Castillo ha cambiato il suo governo cinque volte in seguito a voti di "sfiducia" al Congresso. Ha perso l'appoggio di Perù Libero e ha messo da parte gli stendardi che aveva sventolato durante la campagna elettorale. Di conseguenza, la sua base sociale si è gradualmente erosa e quando ha deciso di affrontare il nemico, non aveva alleati.
La destra e l'oligarchia peruviana esultano, ma la festa non durerà a lungo. Ci sono state grandi manifestazioni nelle strade di diverse città e richieste di sciopero.
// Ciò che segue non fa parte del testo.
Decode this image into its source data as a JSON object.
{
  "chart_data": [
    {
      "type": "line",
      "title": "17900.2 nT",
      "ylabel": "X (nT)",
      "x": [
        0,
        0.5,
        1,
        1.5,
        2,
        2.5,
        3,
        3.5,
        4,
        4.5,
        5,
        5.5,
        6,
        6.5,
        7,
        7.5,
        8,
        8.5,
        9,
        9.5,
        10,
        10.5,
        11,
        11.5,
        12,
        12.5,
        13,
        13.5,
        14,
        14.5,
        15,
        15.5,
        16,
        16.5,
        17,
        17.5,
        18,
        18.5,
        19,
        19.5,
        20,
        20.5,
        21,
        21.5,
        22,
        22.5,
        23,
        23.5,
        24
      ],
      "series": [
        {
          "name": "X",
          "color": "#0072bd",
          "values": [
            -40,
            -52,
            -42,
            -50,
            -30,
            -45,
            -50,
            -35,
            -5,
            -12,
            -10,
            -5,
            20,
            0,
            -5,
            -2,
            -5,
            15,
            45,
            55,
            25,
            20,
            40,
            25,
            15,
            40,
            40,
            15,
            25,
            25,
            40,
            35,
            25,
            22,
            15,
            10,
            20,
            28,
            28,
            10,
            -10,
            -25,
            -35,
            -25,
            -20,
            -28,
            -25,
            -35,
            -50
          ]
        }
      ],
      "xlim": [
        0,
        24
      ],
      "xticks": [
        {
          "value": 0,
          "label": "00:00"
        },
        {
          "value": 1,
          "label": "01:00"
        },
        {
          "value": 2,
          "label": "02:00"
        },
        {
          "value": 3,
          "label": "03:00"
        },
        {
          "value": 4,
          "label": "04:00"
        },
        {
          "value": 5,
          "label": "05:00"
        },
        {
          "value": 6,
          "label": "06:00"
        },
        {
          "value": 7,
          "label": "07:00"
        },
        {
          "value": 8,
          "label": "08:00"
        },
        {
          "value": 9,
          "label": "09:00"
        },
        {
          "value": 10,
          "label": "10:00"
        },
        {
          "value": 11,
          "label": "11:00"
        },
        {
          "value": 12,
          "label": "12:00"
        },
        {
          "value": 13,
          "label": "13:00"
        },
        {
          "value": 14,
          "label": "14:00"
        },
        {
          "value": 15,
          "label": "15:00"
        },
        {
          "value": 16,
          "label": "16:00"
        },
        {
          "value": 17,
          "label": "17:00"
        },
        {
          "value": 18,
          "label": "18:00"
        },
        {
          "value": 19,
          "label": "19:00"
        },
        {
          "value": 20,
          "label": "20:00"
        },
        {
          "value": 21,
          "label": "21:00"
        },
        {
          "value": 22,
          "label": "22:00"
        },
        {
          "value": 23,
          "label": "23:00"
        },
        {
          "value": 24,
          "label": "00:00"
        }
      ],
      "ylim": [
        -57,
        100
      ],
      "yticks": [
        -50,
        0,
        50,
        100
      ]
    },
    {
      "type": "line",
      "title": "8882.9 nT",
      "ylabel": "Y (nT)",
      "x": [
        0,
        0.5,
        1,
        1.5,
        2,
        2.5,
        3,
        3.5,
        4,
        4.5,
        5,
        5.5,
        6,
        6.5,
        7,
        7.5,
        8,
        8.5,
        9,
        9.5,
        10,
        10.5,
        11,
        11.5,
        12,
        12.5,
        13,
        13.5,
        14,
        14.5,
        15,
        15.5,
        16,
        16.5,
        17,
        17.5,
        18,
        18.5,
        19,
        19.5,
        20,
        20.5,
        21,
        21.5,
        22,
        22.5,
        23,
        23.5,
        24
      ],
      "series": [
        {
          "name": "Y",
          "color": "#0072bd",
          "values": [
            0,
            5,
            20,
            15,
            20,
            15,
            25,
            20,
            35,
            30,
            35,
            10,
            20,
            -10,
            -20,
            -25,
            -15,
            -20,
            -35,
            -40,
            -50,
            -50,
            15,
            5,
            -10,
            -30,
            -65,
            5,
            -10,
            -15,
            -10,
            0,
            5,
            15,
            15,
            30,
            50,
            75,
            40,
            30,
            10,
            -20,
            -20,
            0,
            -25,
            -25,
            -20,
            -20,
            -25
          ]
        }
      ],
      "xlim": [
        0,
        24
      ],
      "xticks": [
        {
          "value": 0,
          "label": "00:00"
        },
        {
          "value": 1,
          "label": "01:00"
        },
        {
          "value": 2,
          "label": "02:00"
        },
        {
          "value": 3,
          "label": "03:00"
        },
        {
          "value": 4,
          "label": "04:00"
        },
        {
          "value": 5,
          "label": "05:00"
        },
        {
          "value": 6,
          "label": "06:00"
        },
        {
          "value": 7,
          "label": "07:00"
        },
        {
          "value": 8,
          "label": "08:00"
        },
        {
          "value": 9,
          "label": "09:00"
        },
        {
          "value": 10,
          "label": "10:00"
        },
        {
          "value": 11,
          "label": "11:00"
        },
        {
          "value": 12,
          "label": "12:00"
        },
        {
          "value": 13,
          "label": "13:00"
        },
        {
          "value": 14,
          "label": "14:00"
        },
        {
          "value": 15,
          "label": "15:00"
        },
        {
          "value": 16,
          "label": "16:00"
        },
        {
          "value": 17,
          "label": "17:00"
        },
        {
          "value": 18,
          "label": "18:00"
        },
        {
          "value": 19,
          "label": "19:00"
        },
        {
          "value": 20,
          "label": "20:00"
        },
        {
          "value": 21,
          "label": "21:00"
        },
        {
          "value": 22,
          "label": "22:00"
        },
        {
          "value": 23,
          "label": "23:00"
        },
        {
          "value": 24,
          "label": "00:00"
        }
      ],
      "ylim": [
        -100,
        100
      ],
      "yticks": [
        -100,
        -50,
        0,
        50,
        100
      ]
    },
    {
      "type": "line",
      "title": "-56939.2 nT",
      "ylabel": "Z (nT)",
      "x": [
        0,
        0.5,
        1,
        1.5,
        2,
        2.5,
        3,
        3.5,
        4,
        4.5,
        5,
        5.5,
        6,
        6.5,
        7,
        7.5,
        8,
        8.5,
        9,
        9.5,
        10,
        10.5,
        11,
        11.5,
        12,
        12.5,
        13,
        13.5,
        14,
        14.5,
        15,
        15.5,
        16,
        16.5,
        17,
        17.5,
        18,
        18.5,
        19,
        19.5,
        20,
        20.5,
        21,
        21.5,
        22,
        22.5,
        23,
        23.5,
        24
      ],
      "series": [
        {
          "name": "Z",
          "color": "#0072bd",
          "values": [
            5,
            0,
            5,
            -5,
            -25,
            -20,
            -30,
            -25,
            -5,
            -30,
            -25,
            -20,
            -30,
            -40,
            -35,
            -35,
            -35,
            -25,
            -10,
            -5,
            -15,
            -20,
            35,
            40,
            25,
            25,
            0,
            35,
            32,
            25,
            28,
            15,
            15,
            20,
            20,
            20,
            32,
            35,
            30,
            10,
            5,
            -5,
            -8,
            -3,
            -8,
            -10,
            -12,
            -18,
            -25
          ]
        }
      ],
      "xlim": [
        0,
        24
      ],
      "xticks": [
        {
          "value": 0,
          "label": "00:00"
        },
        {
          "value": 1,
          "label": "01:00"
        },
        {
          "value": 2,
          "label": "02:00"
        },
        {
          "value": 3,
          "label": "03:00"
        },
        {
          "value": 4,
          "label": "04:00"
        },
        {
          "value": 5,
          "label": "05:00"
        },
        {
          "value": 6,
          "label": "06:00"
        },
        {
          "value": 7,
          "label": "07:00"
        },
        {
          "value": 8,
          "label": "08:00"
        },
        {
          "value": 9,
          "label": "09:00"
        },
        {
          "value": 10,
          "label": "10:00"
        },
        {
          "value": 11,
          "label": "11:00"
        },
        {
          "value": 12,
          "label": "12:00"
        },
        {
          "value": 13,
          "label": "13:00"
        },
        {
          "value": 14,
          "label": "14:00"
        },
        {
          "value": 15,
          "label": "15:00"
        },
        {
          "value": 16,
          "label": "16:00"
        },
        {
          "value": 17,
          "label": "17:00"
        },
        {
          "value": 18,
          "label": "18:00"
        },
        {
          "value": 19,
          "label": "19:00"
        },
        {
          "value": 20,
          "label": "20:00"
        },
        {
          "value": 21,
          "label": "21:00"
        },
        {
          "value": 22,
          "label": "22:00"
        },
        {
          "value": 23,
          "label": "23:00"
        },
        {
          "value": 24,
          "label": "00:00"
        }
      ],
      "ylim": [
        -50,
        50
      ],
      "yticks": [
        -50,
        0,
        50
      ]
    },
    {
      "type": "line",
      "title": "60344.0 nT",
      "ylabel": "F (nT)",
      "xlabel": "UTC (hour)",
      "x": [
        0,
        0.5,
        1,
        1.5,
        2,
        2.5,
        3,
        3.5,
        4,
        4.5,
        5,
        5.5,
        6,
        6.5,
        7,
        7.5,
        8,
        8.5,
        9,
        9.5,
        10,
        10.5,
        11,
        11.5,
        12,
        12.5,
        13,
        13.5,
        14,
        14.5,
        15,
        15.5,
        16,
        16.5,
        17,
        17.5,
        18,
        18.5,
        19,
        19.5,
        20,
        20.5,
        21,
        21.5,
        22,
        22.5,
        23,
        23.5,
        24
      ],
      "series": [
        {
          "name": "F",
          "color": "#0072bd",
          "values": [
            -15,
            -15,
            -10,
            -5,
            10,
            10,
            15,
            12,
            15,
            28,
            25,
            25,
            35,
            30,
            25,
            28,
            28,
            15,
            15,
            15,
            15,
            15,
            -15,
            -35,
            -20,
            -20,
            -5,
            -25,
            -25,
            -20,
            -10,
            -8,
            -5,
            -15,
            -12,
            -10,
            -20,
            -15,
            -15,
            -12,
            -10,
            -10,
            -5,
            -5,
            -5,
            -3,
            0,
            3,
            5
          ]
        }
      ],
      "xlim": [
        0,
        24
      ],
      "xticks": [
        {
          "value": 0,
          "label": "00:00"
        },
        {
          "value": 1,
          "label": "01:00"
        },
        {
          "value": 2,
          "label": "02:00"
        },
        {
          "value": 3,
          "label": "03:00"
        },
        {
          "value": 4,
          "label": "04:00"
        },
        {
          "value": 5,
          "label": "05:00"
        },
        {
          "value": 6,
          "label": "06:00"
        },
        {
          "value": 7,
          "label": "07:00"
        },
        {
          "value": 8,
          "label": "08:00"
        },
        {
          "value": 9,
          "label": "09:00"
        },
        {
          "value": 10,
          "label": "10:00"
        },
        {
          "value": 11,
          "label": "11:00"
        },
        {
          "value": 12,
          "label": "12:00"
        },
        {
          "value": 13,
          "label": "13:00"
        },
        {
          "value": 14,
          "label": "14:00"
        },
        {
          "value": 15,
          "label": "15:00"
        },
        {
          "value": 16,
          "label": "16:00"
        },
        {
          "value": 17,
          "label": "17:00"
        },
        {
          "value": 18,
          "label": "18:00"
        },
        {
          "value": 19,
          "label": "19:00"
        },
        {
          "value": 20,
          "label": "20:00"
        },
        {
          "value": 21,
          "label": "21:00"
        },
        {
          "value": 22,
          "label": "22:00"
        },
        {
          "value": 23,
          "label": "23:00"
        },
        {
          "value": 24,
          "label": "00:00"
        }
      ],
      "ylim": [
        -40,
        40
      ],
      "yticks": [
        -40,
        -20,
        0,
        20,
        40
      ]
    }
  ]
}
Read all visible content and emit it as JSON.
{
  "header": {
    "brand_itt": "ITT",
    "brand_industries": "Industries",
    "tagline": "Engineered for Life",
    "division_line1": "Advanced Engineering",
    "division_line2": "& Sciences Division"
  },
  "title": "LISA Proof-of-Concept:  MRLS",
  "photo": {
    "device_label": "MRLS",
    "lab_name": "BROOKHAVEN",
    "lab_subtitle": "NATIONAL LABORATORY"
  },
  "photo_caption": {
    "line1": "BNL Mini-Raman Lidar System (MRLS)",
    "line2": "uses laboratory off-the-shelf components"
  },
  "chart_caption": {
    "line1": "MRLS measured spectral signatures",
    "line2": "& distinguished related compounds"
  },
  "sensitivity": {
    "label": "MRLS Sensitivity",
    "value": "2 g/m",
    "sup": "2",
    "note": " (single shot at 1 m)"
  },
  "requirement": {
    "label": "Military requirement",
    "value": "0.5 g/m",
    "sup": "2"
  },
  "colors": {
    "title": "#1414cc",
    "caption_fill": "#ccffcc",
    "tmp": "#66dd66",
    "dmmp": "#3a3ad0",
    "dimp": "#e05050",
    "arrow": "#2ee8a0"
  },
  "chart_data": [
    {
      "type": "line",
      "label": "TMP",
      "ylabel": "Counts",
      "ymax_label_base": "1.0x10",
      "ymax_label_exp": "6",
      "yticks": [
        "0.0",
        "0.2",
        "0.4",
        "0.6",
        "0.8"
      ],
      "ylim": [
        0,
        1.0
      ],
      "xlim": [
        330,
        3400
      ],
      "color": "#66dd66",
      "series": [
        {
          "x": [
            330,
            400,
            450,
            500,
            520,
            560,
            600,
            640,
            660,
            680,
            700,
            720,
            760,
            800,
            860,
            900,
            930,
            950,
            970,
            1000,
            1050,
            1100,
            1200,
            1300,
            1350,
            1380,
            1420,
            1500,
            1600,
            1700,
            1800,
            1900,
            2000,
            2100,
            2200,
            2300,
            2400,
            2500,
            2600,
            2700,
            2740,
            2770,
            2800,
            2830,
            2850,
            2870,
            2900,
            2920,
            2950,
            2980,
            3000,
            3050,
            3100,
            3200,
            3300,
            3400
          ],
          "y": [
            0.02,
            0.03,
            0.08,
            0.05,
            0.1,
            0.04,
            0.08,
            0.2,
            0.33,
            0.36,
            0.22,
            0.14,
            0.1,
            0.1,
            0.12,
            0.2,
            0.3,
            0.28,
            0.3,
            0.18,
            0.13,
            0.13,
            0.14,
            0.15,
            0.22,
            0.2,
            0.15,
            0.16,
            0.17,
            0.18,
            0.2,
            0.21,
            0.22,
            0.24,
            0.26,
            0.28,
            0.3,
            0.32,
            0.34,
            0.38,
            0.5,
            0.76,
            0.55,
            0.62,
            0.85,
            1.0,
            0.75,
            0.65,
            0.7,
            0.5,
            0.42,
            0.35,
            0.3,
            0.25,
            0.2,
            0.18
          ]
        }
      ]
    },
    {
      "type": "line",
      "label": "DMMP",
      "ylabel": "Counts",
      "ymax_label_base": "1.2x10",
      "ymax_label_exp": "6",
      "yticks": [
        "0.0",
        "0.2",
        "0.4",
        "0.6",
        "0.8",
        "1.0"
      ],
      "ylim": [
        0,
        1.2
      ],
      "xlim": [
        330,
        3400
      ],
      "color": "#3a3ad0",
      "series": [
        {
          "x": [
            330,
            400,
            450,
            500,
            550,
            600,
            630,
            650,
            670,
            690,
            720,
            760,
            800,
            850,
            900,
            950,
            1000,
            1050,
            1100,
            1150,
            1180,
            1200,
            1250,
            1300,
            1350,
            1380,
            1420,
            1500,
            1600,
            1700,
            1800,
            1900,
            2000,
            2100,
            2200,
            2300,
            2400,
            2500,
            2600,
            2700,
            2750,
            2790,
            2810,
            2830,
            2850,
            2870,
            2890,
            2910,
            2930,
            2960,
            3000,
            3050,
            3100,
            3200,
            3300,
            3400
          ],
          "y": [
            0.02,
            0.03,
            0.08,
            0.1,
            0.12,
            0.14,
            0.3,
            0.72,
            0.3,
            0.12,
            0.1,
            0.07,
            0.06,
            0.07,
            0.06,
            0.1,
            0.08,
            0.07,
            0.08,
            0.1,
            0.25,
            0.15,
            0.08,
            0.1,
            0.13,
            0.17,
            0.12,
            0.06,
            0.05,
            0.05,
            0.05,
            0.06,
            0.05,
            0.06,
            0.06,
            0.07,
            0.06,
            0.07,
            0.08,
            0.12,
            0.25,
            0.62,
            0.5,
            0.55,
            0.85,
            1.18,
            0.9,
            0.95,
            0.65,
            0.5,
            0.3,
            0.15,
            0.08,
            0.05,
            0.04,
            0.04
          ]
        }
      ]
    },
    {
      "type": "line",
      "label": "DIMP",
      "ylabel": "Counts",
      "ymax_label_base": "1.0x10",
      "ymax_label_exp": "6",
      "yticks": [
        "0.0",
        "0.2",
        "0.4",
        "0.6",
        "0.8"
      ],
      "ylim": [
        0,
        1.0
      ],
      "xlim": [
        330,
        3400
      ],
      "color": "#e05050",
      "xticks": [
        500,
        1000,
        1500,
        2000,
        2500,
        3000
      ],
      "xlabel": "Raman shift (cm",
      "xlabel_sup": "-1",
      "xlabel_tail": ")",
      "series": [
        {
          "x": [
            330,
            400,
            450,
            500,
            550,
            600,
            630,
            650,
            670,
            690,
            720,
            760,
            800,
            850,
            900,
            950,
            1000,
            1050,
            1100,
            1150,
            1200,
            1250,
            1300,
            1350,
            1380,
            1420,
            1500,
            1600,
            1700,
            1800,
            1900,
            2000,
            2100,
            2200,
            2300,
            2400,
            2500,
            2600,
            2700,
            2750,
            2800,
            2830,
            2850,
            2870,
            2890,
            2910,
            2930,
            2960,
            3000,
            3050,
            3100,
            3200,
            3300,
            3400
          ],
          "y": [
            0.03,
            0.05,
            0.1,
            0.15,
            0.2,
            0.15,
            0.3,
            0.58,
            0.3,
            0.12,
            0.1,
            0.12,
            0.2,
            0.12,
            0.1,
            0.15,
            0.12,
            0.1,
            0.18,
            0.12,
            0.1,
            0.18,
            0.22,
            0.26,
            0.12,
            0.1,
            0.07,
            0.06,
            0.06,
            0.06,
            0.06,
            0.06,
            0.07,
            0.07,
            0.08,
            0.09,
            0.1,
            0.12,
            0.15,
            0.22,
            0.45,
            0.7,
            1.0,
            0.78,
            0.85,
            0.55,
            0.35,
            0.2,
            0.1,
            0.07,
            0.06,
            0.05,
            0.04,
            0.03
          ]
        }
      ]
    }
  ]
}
Alcune manifestazioni chiedono la liberazione di Castillo, ma la stragrande maggioranza si muove per respingere il Congresso, un'istituzione corrotta fino al midollo e priva di qualsiasi legittimità. Le richieste di un'Assemblea Costituente si fanno sempre più forti. Resta da vedere chi riuscirà a incanalare il malcontento per generare grandi trasformazioni nel Paese, cosa che Castillo non è riuscito a fare.
Ci sono lezioni fondamentali da imparare dalla breve e travagliata presidenza di Pedro Castillo. La più importante è che, anche se in alcuni contesti è necessario pensare di "guadagnare tempo" e stringere alleanze tattiche, qualsiasi progetto di trasformazione dovrà scontrarsi con la borghesia, le élite e i nemici del popolo.
È vero che Castillo ha sempre dovuto manovrare in condizioni molto ostili. Ma è stato eletto con un mandato popolare e sospinto da un sentimento di rifiuto dell'oligarchia peruviana, sentimento che è di nuovo nelle strade. È possibile che un'offensiva contro la destra non avesse successo. Ma cedere e poi cedere ancora, non poteva che portare a una sconfitta certa. E per citare ancora Chávez, "con questa borghesia perfida e senza patria non c'è accordo possibile".